"International plans for a legal crackdown on the funding of piracy could scupper a burgeoning City industry.
"The United Nations plans for sanctions on two suspected pirates would hit the often lucrative work of the law firms, insurers and private security companies in London that quietly arrange ransoms to free kidnapped ships and crews."
"The government has decided to block the UN plans amid worries they could force shipowners and their advisers to stop paying ransoms or else risk prosecution.
"London’s piracy negotiation business brings together an unusual cast of characters, from hard-bitten security operatives to dapper lawyers making telephone calls to hijacked ships from offices close to the banks of the Thames.
"NYA International, a kidnap response specialist based off Bishopsgate and now part of Aon, the US insurance broker, has advised on more than 20 piracy incidents during the past 18 months or so.

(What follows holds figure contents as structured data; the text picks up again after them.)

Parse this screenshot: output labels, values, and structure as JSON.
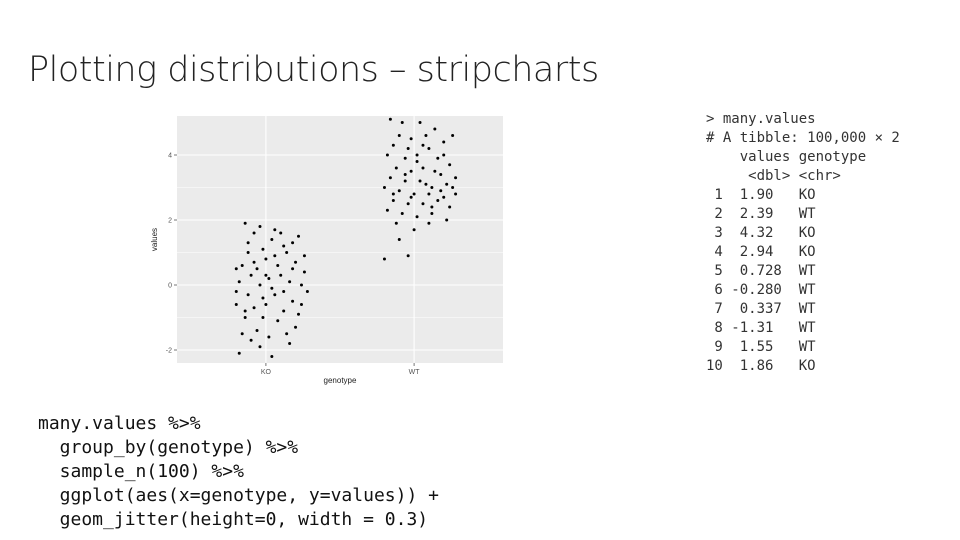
{
  "title": "Plotting distributions – stripcharts",
  "chart_data": {
    "type": "scatter",
    "xlabel": "genotype",
    "ylabel": "values",
    "categories": [
      "KO",
      "WT"
    ],
    "x_ticks": [
      "KO",
      "WT"
    ],
    "y_ticks": [
      -2,
      0,
      2,
      4
    ],
    "y_tick_labels": [
      "-2",
      "0",
      "2",
      "4"
    ],
    "ylim": [
      -2.4,
      5.2
    ],
    "grid": true,
    "background": "#ebebeb",
    "grid_color": "#ffffff",
    "point_color": "#000000",
    "jitter_width": 0.3,
    "series": [
      {
        "category": "KO",
        "points": [
          [
            0.86,
            1.9
          ],
          [
            0.96,
            1.8
          ],
          [
            1.06,
            1.7
          ],
          [
            1.18,
            1.3
          ],
          [
            1.22,
            1.5
          ],
          [
            1.12,
            1.2
          ],
          [
            0.98,
            1.1
          ],
          [
            0.88,
            1.3
          ],
          [
            1.04,
            1.4
          ],
          [
            0.92,
            1.6
          ],
          [
            1.14,
            1.0
          ],
          [
            0.84,
            0.6
          ],
          [
            0.94,
            0.5
          ],
          [
            1.0,
            0.8
          ],
          [
            1.08,
            0.6
          ],
          [
            1.2,
            0.7
          ],
          [
            1.26,
            0.4
          ],
          [
            0.8,
            0.5
          ],
          [
            0.9,
            0.3
          ],
          [
            1.02,
            0.2
          ],
          [
            1.1,
            0.3
          ],
          [
            1.16,
            0.1
          ],
          [
            0.82,
            0.1
          ],
          [
            0.96,
            0.0
          ],
          [
            1.04,
            -0.1
          ],
          [
            1.24,
            0.0
          ],
          [
            1.28,
            -0.2
          ],
          [
            0.88,
            -0.3
          ],
          [
            0.98,
            -0.4
          ],
          [
            1.06,
            -0.3
          ],
          [
            1.18,
            -0.5
          ],
          [
            0.8,
            -0.6
          ],
          [
            0.92,
            -0.7
          ],
          [
            1.0,
            -0.6
          ],
          [
            1.12,
            -0.8
          ],
          [
            1.22,
            -0.9
          ],
          [
            0.86,
            -1.0
          ],
          [
            1.08,
            -1.1
          ],
          [
            1.2,
            -1.3
          ],
          [
            0.94,
            -1.4
          ],
          [
            0.84,
            -1.5
          ],
          [
            1.02,
            -1.6
          ],
          [
            0.9,
            -1.7
          ],
          [
            1.14,
            -1.5
          ],
          [
            0.82,
            -2.1
          ],
          [
            0.96,
            -1.9
          ],
          [
            1.04,
            -2.2
          ],
          [
            1.16,
            -1.8
          ],
          [
            0.88,
            1.0
          ],
          [
            1.0,
            0.3
          ],
          [
            1.26,
            0.9
          ],
          [
            0.8,
            -0.2
          ],
          [
            1.12,
            -0.2
          ],
          [
            0.92,
            0.7
          ],
          [
            1.18,
            0.5
          ],
          [
            1.06,
            0.9
          ],
          [
            0.86,
            -0.8
          ],
          [
            1.24,
            -0.6
          ],
          [
            0.98,
            -1.0
          ],
          [
            1.1,
            1.6
          ]
        ]
      },
      {
        "category": "WT",
        "points": [
          [
            1.84,
            5.1
          ],
          [
            1.92,
            5.0
          ],
          [
            2.04,
            5.0
          ],
          [
            2.14,
            4.8
          ],
          [
            1.9,
            4.6
          ],
          [
            1.98,
            4.5
          ],
          [
            2.08,
            4.6
          ],
          [
            2.2,
            4.4
          ],
          [
            2.26,
            4.6
          ],
          [
            1.86,
            4.3
          ],
          [
            1.96,
            4.2
          ],
          [
            2.1,
            4.2
          ],
          [
            2.2,
            4.0
          ],
          [
            1.82,
            4.0
          ],
          [
            1.94,
            3.9
          ],
          [
            2.02,
            3.8
          ],
          [
            2.16,
            3.9
          ],
          [
            2.24,
            3.7
          ],
          [
            1.88,
            3.6
          ],
          [
            1.98,
            3.5
          ],
          [
            2.06,
            3.6
          ],
          [
            2.18,
            3.4
          ],
          [
            2.28,
            3.3
          ],
          [
            1.84,
            3.3
          ],
          [
            1.94,
            3.2
          ],
          [
            2.04,
            3.2
          ],
          [
            2.12,
            3.0
          ],
          [
            2.22,
            3.1
          ],
          [
            1.8,
            3.0
          ],
          [
            1.9,
            2.9
          ],
          [
            2.0,
            2.8
          ],
          [
            2.1,
            2.8
          ],
          [
            2.2,
            2.7
          ],
          [
            2.28,
            2.8
          ],
          [
            1.86,
            2.6
          ],
          [
            1.96,
            2.5
          ],
          [
            2.06,
            2.5
          ],
          [
            2.16,
            2.6
          ],
          [
            2.24,
            2.4
          ],
          [
            1.82,
            2.3
          ],
          [
            1.92,
            2.2
          ],
          [
            2.02,
            2.1
          ],
          [
            2.12,
            2.2
          ],
          [
            2.22,
            2.0
          ],
          [
            1.88,
            1.9
          ],
          [
            2.0,
            1.7
          ],
          [
            2.1,
            1.9
          ],
          [
            1.9,
            1.4
          ],
          [
            1.8,
            0.8
          ],
          [
            1.96,
            0.9
          ],
          [
            2.14,
            3.5
          ],
          [
            2.08,
            3.1
          ],
          [
            1.94,
            3.4
          ],
          [
            2.18,
            2.9
          ],
          [
            2.02,
            4.0
          ],
          [
            1.86,
            2.8
          ],
          [
            2.26,
            3.0
          ],
          [
            2.12,
            2.4
          ],
          [
            1.98,
            2.7
          ],
          [
            2.06,
            4.3
          ]
        ]
      }
    ]
  },
  "console": {
    "lines": [
      "> many.values",
      "# A tibble: 100,000 × 2",
      "    values genotype",
      "     <dbl> <chr>",
      " 1  1.90   KO",
      " 2  2.39   WT",
      " 3  4.32   KO",
      " 4  2.94   KO",
      " 5  0.728  WT",
      " 6 -0.280  WT",
      " 7  0.337  WT",
      " 8 -1.31   WT",
      " 9  1.55   WT",
      "10  1.86   KO"
    ]
  },
  "code": {
    "lines": [
      "many.values %>%",
      "  group_by(genotype) %>%",
      "  sample_n(100) %>%",
      "  ggplot(aes(x=genotype, y=values)) +",
      "  geom_jitter(height=0, width = 0.3)"
    ]
  }
}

"The leading ship hijack case law firm in terms of numbers of clients is said to be Holman Fenwick Willan, which has offices north-west of the Tower of London.
"James Gosling, partner at HFW, said: “Nobody wants to pay ransoms. But when it’s the only option, what the hell else do you do?” "
"The concern about sanctions is that, while they do not explicitly outlaw the payment of ransoms, they make it impossible in practice because of the uncertainty about where money given to pirates will end up.